In the earlier versions of this technology, the researchers used mass spectrometry to analyze the urine sample and detect DNA barcodes. However, mass spectrometry requires equipment that might not be available in low-resource areas, so for this version, the researchers created a lateral flow assay, which allows the barcodes to be detected using a paper test strip.

The researchers designed the strip to detect up to four different DNA barcodes, each of which indicates the presence of a different protease. No pre-treatment or processing of the urine sample is required, and the results can be read about 20 minutes after the sample is obtained.

“We were really pushing this assay to be point-of-care available in a low-resource setting, so the idea was to not do any sample processing, not do any amplification, just to be able to put the sample right on the paper and read it out in 20 minutes,”

Bhatia says.

Accurate diagnosis

The researchers put their diagnostic system to the test in mice that have been genetically modified to develop lung tumors similar to those seen in humans. The sensors were given to the mice 7.5 weeks after the tumors formed, which corresponds to stage 1 or 2 cancer in humans.

The researchers measured the levels of 20 different sensors designed to detect different proteases in their first set of experiments in mice. The researchers identified a combination of only four sensors that was predicted to provide accurate diagnostic results using a machine learning algorithm. They then tested that combination in a mouse model and discovered that it could detect early-stage lung tumors accurately.

For use in humans, it’s possible that more sensors might be needed to make an accurate diagnosis, but that could be achieved by using multiple paper strips, each of which detects four different DNA barcodes, the researchers say.

The researchers now plan to analyze human biopsy samples to see if the sensor panels they are using would also work to detect human cancers. In the longer term, they hope to perform clinical trials in human patients. A company called Sunbird Bio has already run phase 1 trials on a similar sensor developed by Bhatia’s lab, for use in diagnosing liver cancer and a form of hepatitis known as nonalcoholic steatohepatitis (NASH).

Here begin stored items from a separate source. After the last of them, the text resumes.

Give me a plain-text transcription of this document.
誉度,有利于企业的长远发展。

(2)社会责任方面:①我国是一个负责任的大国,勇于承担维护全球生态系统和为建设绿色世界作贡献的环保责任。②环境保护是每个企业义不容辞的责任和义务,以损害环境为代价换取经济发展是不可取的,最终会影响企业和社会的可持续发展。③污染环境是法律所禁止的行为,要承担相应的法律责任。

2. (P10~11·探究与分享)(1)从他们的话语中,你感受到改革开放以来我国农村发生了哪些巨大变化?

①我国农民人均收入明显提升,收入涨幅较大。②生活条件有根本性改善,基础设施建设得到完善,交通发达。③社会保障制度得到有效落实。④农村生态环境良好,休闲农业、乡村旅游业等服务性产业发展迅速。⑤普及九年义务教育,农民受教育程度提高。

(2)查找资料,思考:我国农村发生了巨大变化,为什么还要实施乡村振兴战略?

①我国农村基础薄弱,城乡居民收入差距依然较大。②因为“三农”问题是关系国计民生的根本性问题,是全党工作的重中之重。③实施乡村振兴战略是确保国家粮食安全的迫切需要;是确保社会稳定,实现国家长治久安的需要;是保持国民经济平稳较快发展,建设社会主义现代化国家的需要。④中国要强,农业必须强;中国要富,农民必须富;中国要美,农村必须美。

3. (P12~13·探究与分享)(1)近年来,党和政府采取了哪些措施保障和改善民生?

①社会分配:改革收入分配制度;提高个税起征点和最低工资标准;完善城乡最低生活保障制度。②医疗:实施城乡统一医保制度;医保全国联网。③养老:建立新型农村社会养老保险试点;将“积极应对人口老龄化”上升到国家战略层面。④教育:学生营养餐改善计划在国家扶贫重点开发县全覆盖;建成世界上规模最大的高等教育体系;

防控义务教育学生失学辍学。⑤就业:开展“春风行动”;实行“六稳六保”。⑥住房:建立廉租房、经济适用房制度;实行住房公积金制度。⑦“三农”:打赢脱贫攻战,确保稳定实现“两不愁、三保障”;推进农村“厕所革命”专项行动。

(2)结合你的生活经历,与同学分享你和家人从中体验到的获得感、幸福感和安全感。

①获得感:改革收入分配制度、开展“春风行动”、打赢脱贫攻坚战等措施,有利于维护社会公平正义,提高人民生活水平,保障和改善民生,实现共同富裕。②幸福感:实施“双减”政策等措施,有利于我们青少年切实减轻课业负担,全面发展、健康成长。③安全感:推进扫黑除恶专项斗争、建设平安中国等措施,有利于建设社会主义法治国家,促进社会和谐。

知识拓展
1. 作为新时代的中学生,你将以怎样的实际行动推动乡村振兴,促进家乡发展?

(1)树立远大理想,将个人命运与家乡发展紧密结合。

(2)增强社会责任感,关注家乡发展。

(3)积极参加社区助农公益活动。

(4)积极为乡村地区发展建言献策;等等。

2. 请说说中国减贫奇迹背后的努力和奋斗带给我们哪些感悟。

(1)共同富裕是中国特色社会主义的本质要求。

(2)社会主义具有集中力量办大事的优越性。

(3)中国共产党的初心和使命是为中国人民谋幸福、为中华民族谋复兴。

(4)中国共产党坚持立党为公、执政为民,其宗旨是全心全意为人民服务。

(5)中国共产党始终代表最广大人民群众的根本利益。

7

In parts of the world where there is limited access to CT scanning, this technology could offer a dramatic improvement in lung cancer screening, especially since the results can be obtained during a single visit.

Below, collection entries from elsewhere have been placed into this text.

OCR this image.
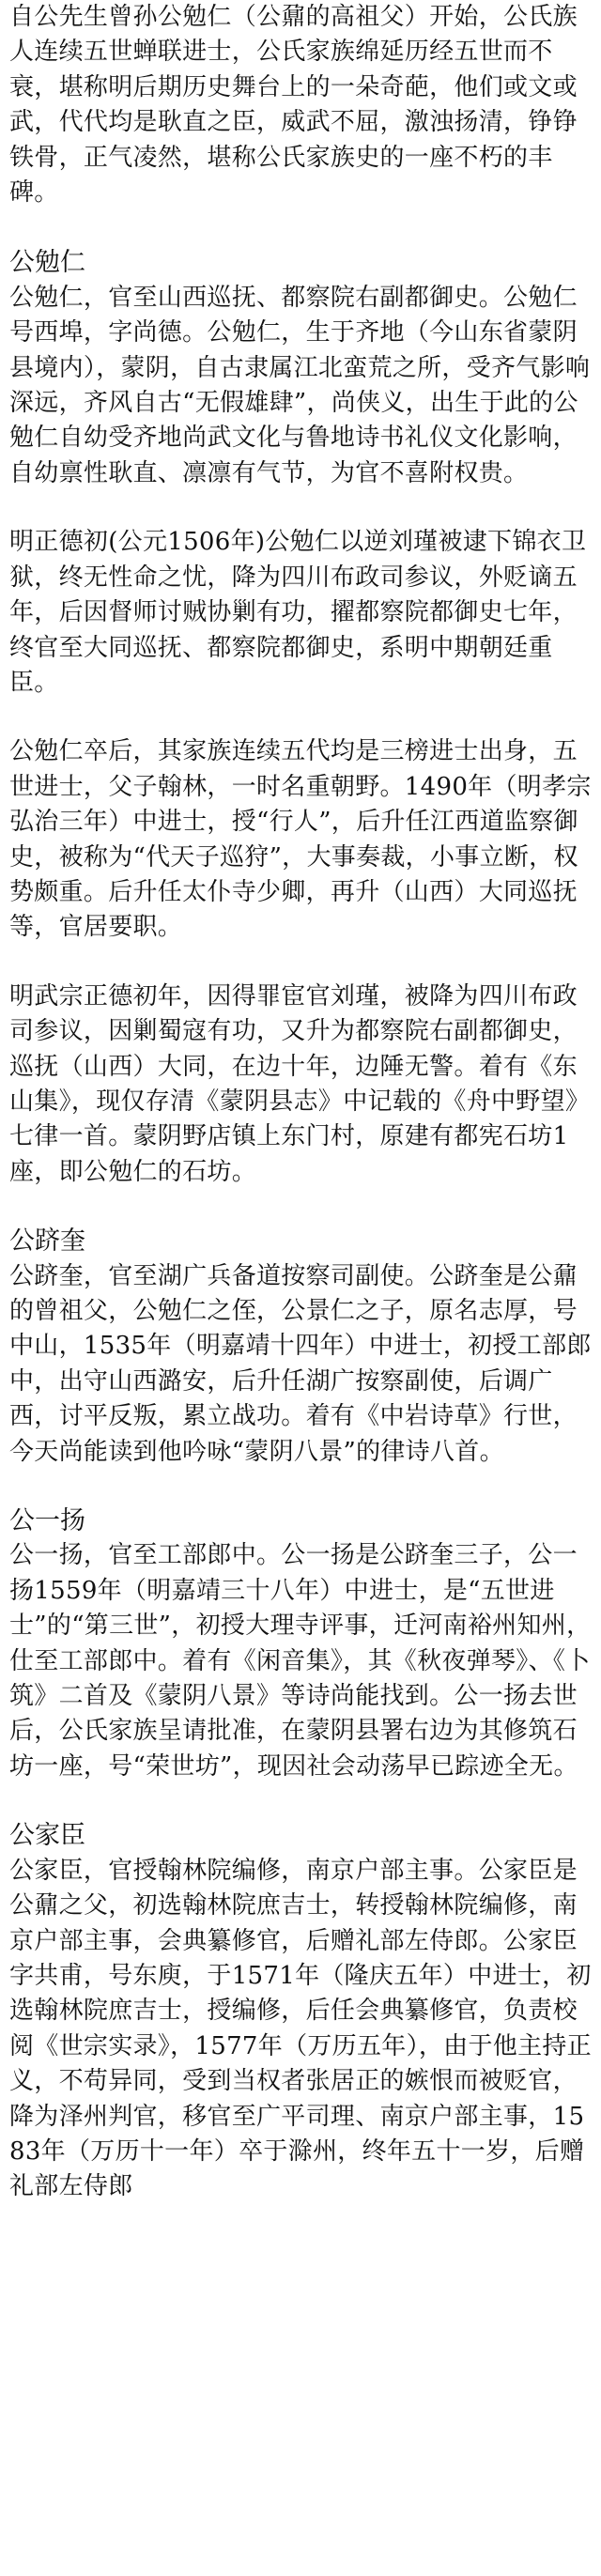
自公先生曾孙公勉仁（公鼐的高祖父）开始，公氏族人连续五世蝉联进士，公氏家族绵延历经五世而不衰，堪称明后期历史舞台上的一朵奇葩，他们或文或武，代代均是耿直之臣，威武不屈，激浊扬清，铮铮铁骨，正气凌然，堪称公氏家族史的一座不朽的丰碑。

公勉仁

公勉仁，官至山西巡抚、都察院右副都御史。公勉仁号西埠，字尚德。公勉仁，生于齐地（今山东省蒙阴县境内），蒙阴，自古隶属江北蛮荒之所，受齐气影响深远，齐风自古“无假雄肆”，尚侠义，出生于此的公勉仁自幼受齐地尚武文化与鲁地诗书礼仪文化影响，自幼禀性耿直、凛凛有气节，为官不喜附权贵。

明正德初(公元1506年)公勉仁以逆刘瑾被逮下锦衣卫狱，终无性命之忧，降为四川布政司参议，外贬谪五年，后因督师讨贼协剿有功，擢都察院都御史七年，终官至大同巡抚、都察院都御史，系明中期朝廷重臣。

公勉仁卒后，其家族连续五代均是三榜进士出身，五世进士，父子翰林，一时名重朝野。1490年（明孝宗弘治三年）中进士，授“行人”，后升任江西道监察御史，被称为“代天子巡狩”，大事奏裁，小事立断，权势颇重。后升任太仆寺少卿，再升（山西）大同巡抚等，官居要职。

明武宗正德初年，因得罪宦官刘瑾，被降为四川布政司参议，因剿蜀寇有功，又升为都察院右副都御史，巡抚（山西）大同，在边十年，边陲无警。着有《东山集》，现仅存清《蒙阴县志》中记载的《舟中野望》七律一首。蒙阴野店镇上东门村，原建有都宪石坊1座，即公勉仁的石坊。

公跻奎

公跻奎，官至湖广兵备道按察司副使。公跻奎是公鼐的曾祖父，公勉仁之侄，公景仁之子，原名志厚，号中山，1535年（明嘉靖十四年）中进士，初授工部郎中，出守山西潞安，后升任湖广按察副使，后调广西，讨平反叛，累立战功。着有《中岩诗草》行世，今天尚能读到他吟咏“蒙阴八景”的律诗八首。

公一扬

公一扬，官至工部郎中。公一扬是公跻奎三子，公一扬1559年（明嘉靖三十八年）中进士，是“五世进士”的“第三世”，初授大理寺评事，迁河南裕州知州，仕至工部郎中。着有《闲音集》，其《秋夜弹琴》、《卜筑》二首及《蒙阴八景》等诗尚能找到。公一扬去世后，公氏家族呈请批准，在蒙阴县署右边为其修筑石坊一座，号“荣世坊”，现因社会动荡早已踪迹全无。

公家臣

公家臣，官授翰林院编修，南京户部主事。公家臣是公鼐之父，初选翰林院庶吉士，转授翰林院编修，南京户部主事，会典纂修官，后赠礼部左侍郎。公家臣字共甫，号东庾，于1571年（隆庆五年）中进士，初选翰林院庶吉士，授编修，后任会典纂修官，负责校阅《世宗实录》，1577年（万历五年），由于他主持正义，不苟异同，受到当权者张居正的嫉恨而被贬官，降为泽州判官，移官至广平司理、南京户部主事，1583年（万历十一年）卒于滁州，终年五十一岁，后赠礼部左侍郎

“The idea would be you come in and then you get an answer about whether you need a follow-up test or not, and we could get patients who have early lesions into the system so that they could get curative surgery or lifesaving medicines,”

Bhatia says

The research was funded by the Johnson & Johnson Lung Cancer Initiative, the Howard Hughes Medical Institute, the Koch Institute Support (core) Grant from the National Cancer Institute, and the National Institute of Environmental Health Sciences.